Kenmare native reinvents himself for current oil boom
Having grown up near Kenmare, Wayne Lagorin has always been a North Dakotan by heart.
From drilling oil wells as a young man to later becoming the president of one of the leading oil and gas industry engineering firms in the western U.S., Lagorin has watched the transformation of his home state into an energy powerhouse with keen interest.
"I've been following the Bakken for a long time," Lagorin said. "I read Leigh Price's paper detailing how many recoverable barrels he thought were there before anyone was really talking about the Bakken. I've been talking about and watching the Bakken for a long, long time."
A geochemist, Price's research paper in the late 1990s estimated the total amount of oil locked in the Bakken shale formation to be in the hundreds of billions. Although Price passed away over a decade ago, Lagorin and industry leaders in the oil and gas world took notice.
"The biggest problem that North Dakota had in getting things going was that the infrastructure was just not there," Lagorin said. "Anybody trying to drill a well up there, they had a lot of cost associated with hauling and the reinjection of water and flaring the gas. Now you have all these big companies that have invested in North Dakota by building gas plants, pipelines and gathering systems."
Lagorin would know about energy infrastructure projects -- that's one of his company's specialties and his company is doing very well.
One of several native North Dakotans in leadership positions, Lagorin is one of the faces of Tulsa-based Spartan Engineering, which recently received recognition as the Rocky Mountain region's Engineering Company of the Year for 2012 at the Oil & Gas Awards.
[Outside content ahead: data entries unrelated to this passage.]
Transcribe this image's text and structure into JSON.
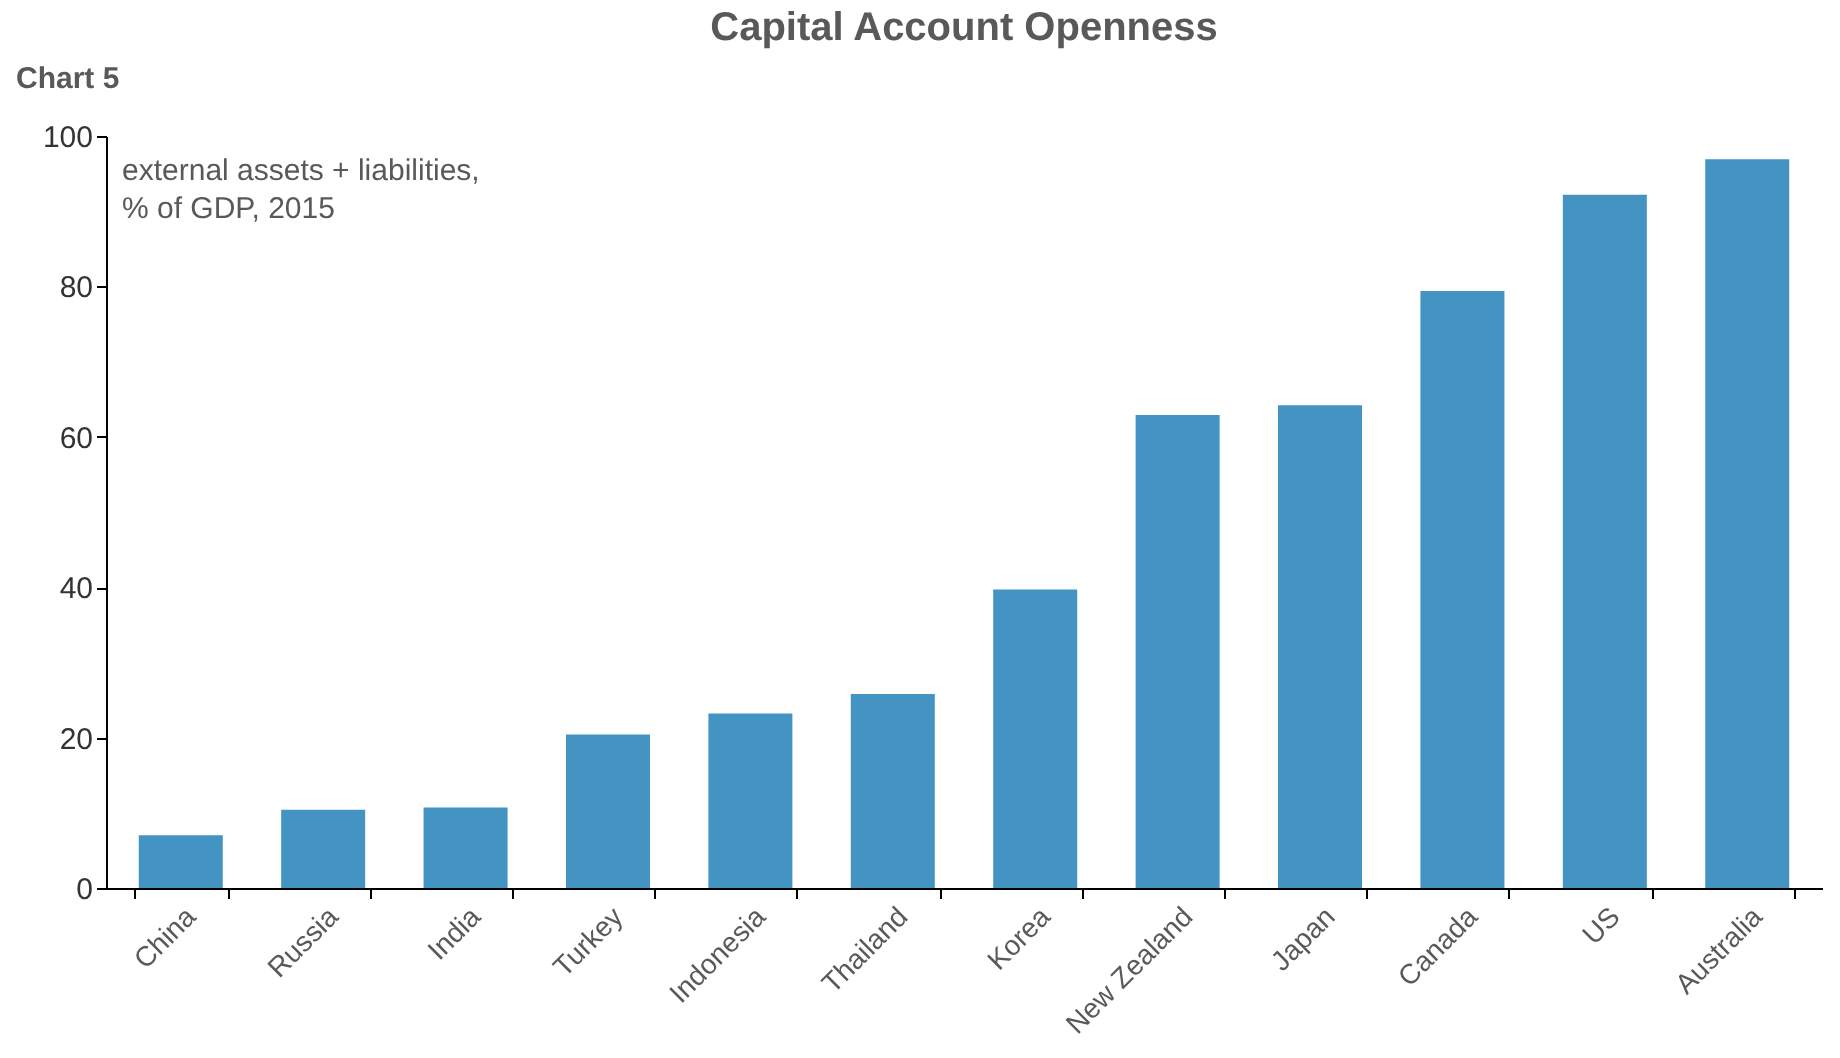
{
  "chart_data": {
    "type": "bar",
    "title": "Capital Account Openness",
    "annotations": [
      "Chart 5",
      "external assets + liabilities,\n% of GDP, 2015"
    ],
    "categories": [
      "China",
      "Russia",
      "India",
      "Turkey",
      "Indonesia",
      "Thailand",
      "Korea",
      "New Zealand",
      "Japan",
      "Canada",
      "US",
      "Australia"
    ],
    "values": [
      7.0,
      10.4,
      10.7,
      20.4,
      23.2,
      25.8,
      39.7,
      62.9,
      64.2,
      79.4,
      92.2,
      96.9
    ],
    "color": "#4393c3",
    "ylim": [
      0,
      100
    ],
    "yticks": [
      0,
      20,
      40,
      60,
      80,
      100
    ],
    "grid": false
  }
}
Among many other projects, Lagorin said Spartan was the lead engineering firm for the near $500 million Bakken NGL Pipeline, which transports natural gas liquids from the Sidney, Mont., to Colorado.
Spartan is also working in partnership with energy giant ONEOK on a pipeline that will stretch from Oklahoma to Texas, Lagorin said.
"That's all to handle those North Dakota NGL barrels," Lagorin said. "We also have projects in North Dakota helping companies with gas plants, enhanced oil recovery, and other undertakings. We do a lot of work in the states, but we also did a project in Russia and we're looking pretty heavy in the Middle East, mostly in Iraq."
After high school, Lagorin went to college for a year, but scrapped a collegiate lifestyle for a more lucrative existence working in the oil field. Taking advantage of a lesser North Dakota oil boom back then, Lagorin worked in the oil field winters and during the summer and helped out on his family's farm during the planting and harvesting seasons.
"I was able to make a pretty good living for being young," he said. "I drilled oil wells all over in the Dickinson area and, really, all over the western part of the state in the late 1970s and early '80s. The way we looked at it back then, we were making more money than our dads and the professors in college. It was too good to pass up."
It was good, that is, until the boom that began in the 1970s turned to a bust during the Reagan Administration.
"In 1982 and 1983, the oil field was really dying down," Lagorin said. "People were leaving the state not only because of that, but farming was also slowing way down. At that point, I was wondering what to do. I stuck it out until 1989 working in the oil field and farming, but decided to pack it up and go back to school."
In his late 20s by then, Lagorin went to North Dakota State University and studied up for a career switch within the petroleum industry, learning under Donald Schwert, who is now the chair of NDSU's Department of Geoscienes.
"All the old-timers were always telling me that the oil field goes in 20-year cycles," Lagorin said. "You end up with a boom every 20 years. I figured, during the down cycle, I'd just make sure to better myself and get back in. It turned out that I couldn't get a job with my petroleum engineering degree, so I got into infrastructure-type surface facilities engineering projects."
Under Lagorin's leadership, Spartain was established in 2009 and, in just a few short years, has taken off. Enjoying the successes of the company he oversees from his home base in Tulsa, Lagorin can't help but also admire what his home state has become.
"North Dakota does a great job with regard to regulation," he said. "It's a very business-friendly environment. Way back when, I can't say that I could have predicted what has taken place and is taking place in the Bakken. It's pretty remarkable."